Schiavi mussulmani nell’Italia moderna
Salvatore Bono
Schiavi musulmani nell’Italia moderna
(Galeotti, vù cumprà, domestici)
Edizioni Scientifiche Italiane, Napoli, 1999, pagine 595, lire 70000
È un testo di fondamentale importanza per l’approfondimento della tematica della schiavitù in Italia dal secolo XVI al XIX. Come giustamente scrive l’autore questa è una storia taciuta poiché, in nome dell’onore nazionale e per non dispiacere alla Chiesa Cattolica, praticamente nessun libro di storia in uso nelle nostre scuole ne parla.
Il testo è corredato da una ricchissima bibliografia con ben 442 libri e articoli citati e oltre 100 fonti manoscritte e stampa d’epoca. L’indice dei nomi consta di 26 pagine e sono riportati perfino i nomi dei singoli schiavi, non li ho contati ma sono qualche centinaio. Ho invece conteggiato le citazioni relative alle città, indice sicuro della quantità di schiavi ivi presenti: Napoli 128, Livorno 98, Civitavecchia 84, Genova 83, Roma 64, Palermo 61, Venezia 48 ecc.
Gli schiavi deportati in Italia nell’età moderna possono essere stimati in circa 50000 er erano in gran maggioranza saraceni pur non mancando ebrei, cristiani ortodossi, negri animisti. Tra i centri schiavistici principali c’era la città pontificia di Civitavecchia, base della flotta papale. Altro che amore per il prossimo! Altro che umanesimo cristiano! Migliaia di esseri umani furono costretti a remare, volenti o nolenti, a suon di bastonate sulle galere del Santo Padre.
Non tutti gli schiavi finivano a fare i galeotti, alcuni erano al servizio di cardinali, vescovi, abati, suore e nobili vari, per esempio la regina Cristina di Svezia, che abitava a Roma, possedeva un gruppetto di schiavi. Inoltre è documentato come schiavi incatenati transitavano nel territorio papale per essere commerciati senza che il governo pontificio trovasse alcunché da dire.
A Roma esisteva una scuola dei catecumeni per istruire gli schiavi convertiti senza che ciò automaticamente significasse la loro liberazione.
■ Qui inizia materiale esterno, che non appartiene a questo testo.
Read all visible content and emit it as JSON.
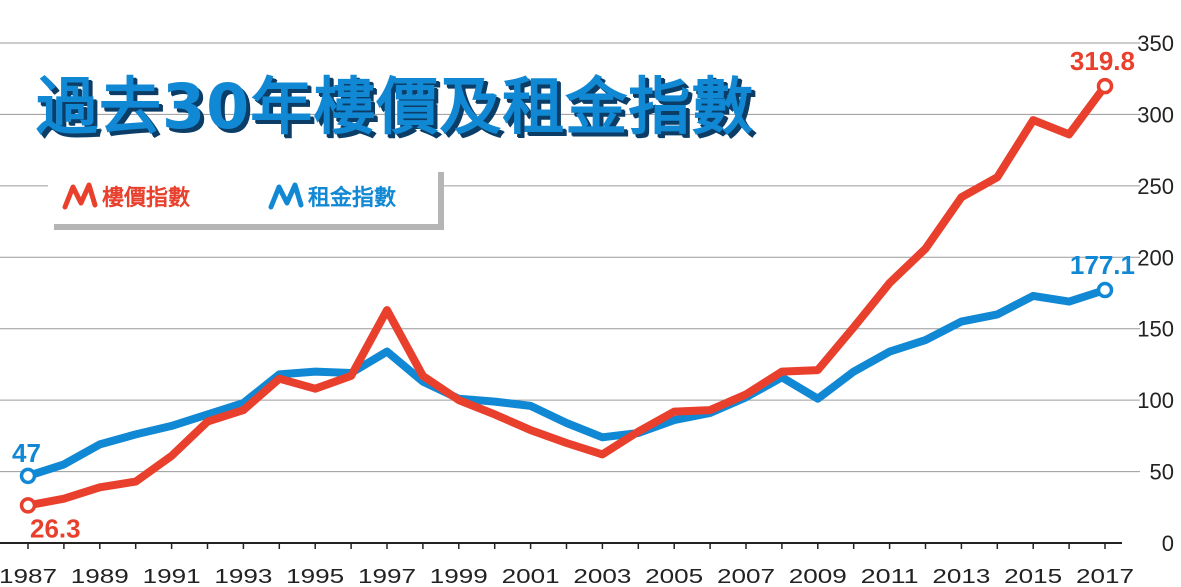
{
  "title": "過去30年樓價及租金指數",
  "legend": [
    {
      "label": "樓價指數",
      "color": "#e8402c",
      "icon": "zigzag-line-icon"
    },
    {
      "label": "租金指數",
      "color": "#1188d4",
      "icon": "zigzag-line-icon"
    }
  ],
  "chart_data": {
    "type": "line",
    "title": "過去30年樓價及租金指數",
    "x": [
      1987,
      1988,
      1989,
      1990,
      1991,
      1992,
      1993,
      1994,
      1995,
      1996,
      1997,
      1998,
      1999,
      2000,
      2001,
      2002,
      2003,
      2004,
      2005,
      2006,
      2007,
      2008,
      2009,
      2010,
      2011,
      2012,
      2013,
      2014,
      2015,
      2016,
      2017
    ],
    "x_tick_labels": [
      "1987",
      "1989",
      "1991",
      "1993",
      "1995",
      "1997",
      "1999",
      "2001",
      "2003",
      "2005",
      "2007",
      "2009",
      "2011",
      "2013",
      "2015",
      "2017"
    ],
    "ylim": [
      0,
      350
    ],
    "y_ticks": [
      0,
      50,
      100,
      150,
      200,
      250,
      300,
      350
    ],
    "y_axis_position": "right",
    "grid": true,
    "legend_position": "top-left",
    "series": [
      {
        "name": "樓價指數",
        "color": "#e8402c",
        "values": [
          26.3,
          31,
          39,
          43,
          61,
          85,
          93,
          115,
          108,
          117,
          163,
          117,
          100,
          90,
          79,
          70,
          62,
          78,
          92,
          93,
          104,
          120,
          121,
          151,
          182,
          206,
          242,
          256,
          296,
          286,
          319.8
        ],
        "start_label": "26.3",
        "end_label": "319.8"
      },
      {
        "name": "租金指數",
        "color": "#1188d4",
        "values": [
          47,
          55,
          69,
          76,
          82,
          90,
          98,
          118,
          120,
          119,
          134,
          113,
          101,
          99,
          96,
          84,
          74,
          77,
          86,
          91,
          102,
          116,
          101,
          120,
          134,
          142,
          155,
          160,
          173,
          169,
          177.1
        ],
        "start_label": "47",
        "end_label": "177.1"
      }
    ]
  }
}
In certi casi gli schiavi fuggivano dal loro padrone per recarvisi venendo però rispediti indietro. Risulta chiaramente da documenti inoppugnabili che il clero diocesano possedeva non solo schiavi ma perfino schiave, e che quelle disgraziate servivano da concubine per saziare le voglie carnali dei preti.
Alcuni cappellani acquistavano schiavi per conto delle famiglie aristocratiche presso cui risiedevano: un missionario commerciò schiavi dalmati per rivenderli in Italia, una ricca monaca comprò una schiava per il proprio servizio nel 1521. Il cardinale Ippolito de’ Medici disponeva nel 1530 di un vero serraglio di schiavi per pura cupidigia e trastullo: numìdi, tartari, etiopi, indiani, turchi ecc. e tutti insieme parlavano più di venti lingue. L’ordine religioso-militare dei Cavalieri di Malta costituì nell’isola una tale concentrazione di schiavi musulmani da dare a questo Paese la più elevata percentuale di schiavi di questa religione rispetto alla popolazione totale dell’Europa.
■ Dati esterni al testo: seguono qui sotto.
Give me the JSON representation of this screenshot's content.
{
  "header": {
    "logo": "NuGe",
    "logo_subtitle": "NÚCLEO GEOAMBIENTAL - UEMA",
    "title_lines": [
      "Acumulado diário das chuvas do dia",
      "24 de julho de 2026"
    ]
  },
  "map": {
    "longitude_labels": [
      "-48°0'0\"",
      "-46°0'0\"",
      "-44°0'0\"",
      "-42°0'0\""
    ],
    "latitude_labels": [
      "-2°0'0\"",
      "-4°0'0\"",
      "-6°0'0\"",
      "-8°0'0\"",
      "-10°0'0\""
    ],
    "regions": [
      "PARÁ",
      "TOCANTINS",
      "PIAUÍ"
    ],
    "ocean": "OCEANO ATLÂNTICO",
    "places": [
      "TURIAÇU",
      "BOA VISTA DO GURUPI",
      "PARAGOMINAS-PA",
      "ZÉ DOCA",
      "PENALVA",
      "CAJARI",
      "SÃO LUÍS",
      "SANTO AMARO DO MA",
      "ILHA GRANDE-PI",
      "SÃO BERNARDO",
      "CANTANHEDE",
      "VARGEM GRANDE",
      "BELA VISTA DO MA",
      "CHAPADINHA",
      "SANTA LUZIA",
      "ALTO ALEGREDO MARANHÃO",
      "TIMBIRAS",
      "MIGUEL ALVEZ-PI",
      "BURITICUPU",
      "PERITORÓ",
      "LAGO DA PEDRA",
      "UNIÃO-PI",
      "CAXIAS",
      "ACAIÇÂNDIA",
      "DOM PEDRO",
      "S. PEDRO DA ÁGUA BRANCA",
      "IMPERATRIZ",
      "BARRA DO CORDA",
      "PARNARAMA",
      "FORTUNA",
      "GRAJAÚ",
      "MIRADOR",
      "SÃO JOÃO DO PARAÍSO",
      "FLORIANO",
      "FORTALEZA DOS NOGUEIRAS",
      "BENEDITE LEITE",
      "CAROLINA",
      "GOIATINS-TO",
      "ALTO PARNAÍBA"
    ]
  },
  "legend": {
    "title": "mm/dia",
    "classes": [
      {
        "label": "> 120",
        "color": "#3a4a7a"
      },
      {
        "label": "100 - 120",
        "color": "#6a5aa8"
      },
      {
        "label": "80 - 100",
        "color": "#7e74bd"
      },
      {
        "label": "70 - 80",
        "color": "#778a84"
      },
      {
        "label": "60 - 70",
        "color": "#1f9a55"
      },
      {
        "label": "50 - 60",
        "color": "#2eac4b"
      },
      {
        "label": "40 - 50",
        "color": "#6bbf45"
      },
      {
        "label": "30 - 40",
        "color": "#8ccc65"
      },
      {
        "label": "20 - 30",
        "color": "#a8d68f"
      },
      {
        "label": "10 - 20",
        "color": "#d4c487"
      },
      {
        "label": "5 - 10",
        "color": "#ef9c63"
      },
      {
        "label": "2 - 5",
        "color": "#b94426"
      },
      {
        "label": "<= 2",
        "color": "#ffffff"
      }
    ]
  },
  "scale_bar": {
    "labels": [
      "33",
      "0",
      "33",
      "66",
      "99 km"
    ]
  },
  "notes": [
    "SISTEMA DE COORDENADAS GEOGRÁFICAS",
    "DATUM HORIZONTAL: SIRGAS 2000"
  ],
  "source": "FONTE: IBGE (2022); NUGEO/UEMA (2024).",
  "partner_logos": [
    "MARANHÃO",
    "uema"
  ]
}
Non si commerciavano solo schiavi adulti ma intere famiglie oppure madri con figli, e la schiava incinta valeva di più. Esistevano perfino tasse sulla compravendita degli schiavi. Gli schiavi erano equiparati agli animali domestici per cui potevano essere venduti, scambiati, ereditati, affittati, inventariati tra i beni di famiglia, pignorati dai creditori, dati come dote matrimoniale.
L’ultimo caso documentato di schiavismo in Italia risale al 1858, quando a Caserta lavoravano ancora alcuni musulmani adibiti alla costruzione della reggia borbonica.